# *.exe Anwendung starten auf onClick



## loddarmattheus (12. September 2002)

hallo leutz,

ist es irgendwie möglich, mit einem einfachen javascript-befehl (oder was anderem) eine anwendung (z.b. eine *.exe) direkt zu starten?

ich habs zwar mit "gehe zu url" hingekriegt, allerdings kommt dann immer dieses blöde fenster mit "öffnen, speichern, beenden...".

bei click auf öffnen, startet er auch die anwendung.

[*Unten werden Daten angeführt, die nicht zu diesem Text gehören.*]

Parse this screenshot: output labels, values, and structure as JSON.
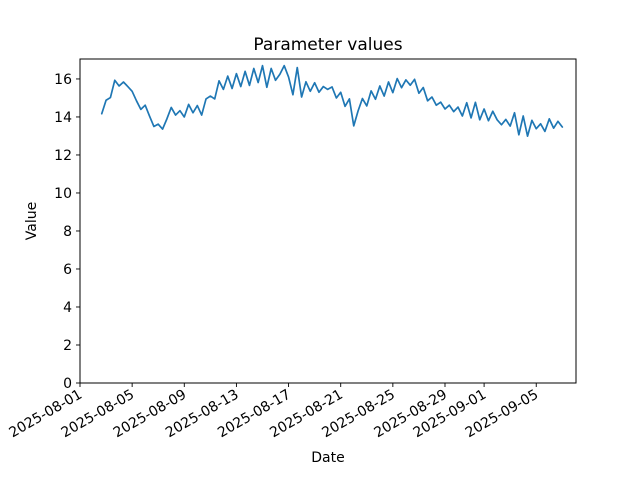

aber geht es irgendwie auch ohne dieses abfragefenster?

//loddar


----------



## sam (12. September 2002)

bist du noch bei trost?  
stell dir mal vor was man dann alles machen könnte...
das ging mal kurzzeitig mit einem sicherheitsloch im ie, aber das ist längst behoben...


----------



## loddarmattheus (12. September 2002)

*hmmmm...*

stimmt, jetzt wo du es sagst....

aber ich bin doch ein Guter  und wollte bestimmt keinem was böses antun.

naja, wenns halt nicht geht, muss ich mit dem fenster leben.

thx trotzdem

//loddar


----------



## sam (12. September 2002)

auch wenn du ein guter bist: es wird immer auch die bösen geben und deshalb wird es sowas nie geben  
:denken:


----------



## virtualsix (19. September 2002)

würde mich auch interessieren wie das funkt, bräuchte es für ein Intranet-Portal um zb Outlook zu starten

kann ma wer da weiterhelfen und ne lösung anbieten?

was mir einfallen würde wär vielleicht in php aber ka wie,
oder ne cmd aufrufen und über cmd die exe ausführen aber auch keine ahnung wie ich die aufrufen soll .))

pls help


----------



## sam (19. September 2002)

> _Original geschrieben von sam _
> *auch wenn du ein guter bist: es wird immer auch die bösen geben und deshalb wird es sowas nie geben
> :denken:  *


ich kann mich nur wiederholen...


----------



## Adam Wille (19. September 2002)

Ach je...klingt ja so als ob die ganze Welt unfähig wäre, selbst eine Anwendung zu starten...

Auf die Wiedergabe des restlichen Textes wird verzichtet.